Why You're Probably Washing Your Hands All Wrong
When some of us fall ill, we begin to wonder what brought on the coughing, sneezing, and aching. We might blame a sniffling person in the checkout lane or an office pandemic.
Obviously, there are many ways to catch a viral or bacterial infection. But the single best way to minimize that risk is to wash your hands. And while that might seem simple—it is, after all, a skill taught to us as children—you may not be doing it correctly.
Popular Science recently highlighted the importance of handwashing, noting that people may touch their face up to 52 times per day. If they’ve just touched a surface that’s harboring germs, that’s 52 opportunities for pathogens to settle in the mucus membranes and lash out with everything from flu to respiratory infections. Proper hand hygiene, according to the Centers for Disease Control, can reduce the community risk for respiratory illness by 16 to 21 percent and for unpleasantness like diarrhea by up to 40 percent.
The problem? People tend to wash too quickly, sticking their hands under the faucet for a few fleeting moments and moving on. In 2018, the U.S. Department of Agriculture evaluated 383 subjects and found that most did only a cursory wash.

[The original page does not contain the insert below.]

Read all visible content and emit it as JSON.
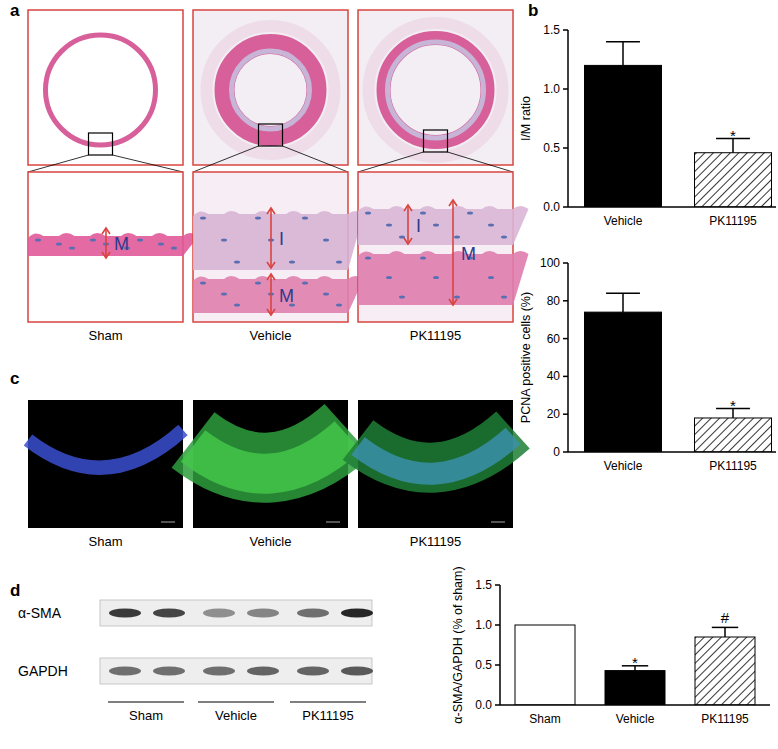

It’s better to follow the CDC’s advice, which is to get your hands thoroughly wet with very warm water—which can be enough to kill some microbes—and then lather up, making sure to reach every fold and surface area between your fingers, around your wrists, and under your nails.
So far, this is not the stuff of surgical scrubbing. But here’s where most people drop the ball: Rather than soap up for just a few seconds, try to keep the cleaning going for 20 seconds. That’s two cycles of the “Happy Birthday” song. When you’re done, dry with a clean towel.
It’s good to wash up before eating, after coming from outside, handling an animal, or prior to touching your face for any reason, like putting in contacts or flossing. Obviously, washing after using the bathroom is a must, but you knew that.
As for hand sanitizer: It’s good for when there’s no running water available, but it can’t kill all germs, and it won’t do a whole lot if there’s visible dirt or grime on your hands. Water and soap remain the gold standard.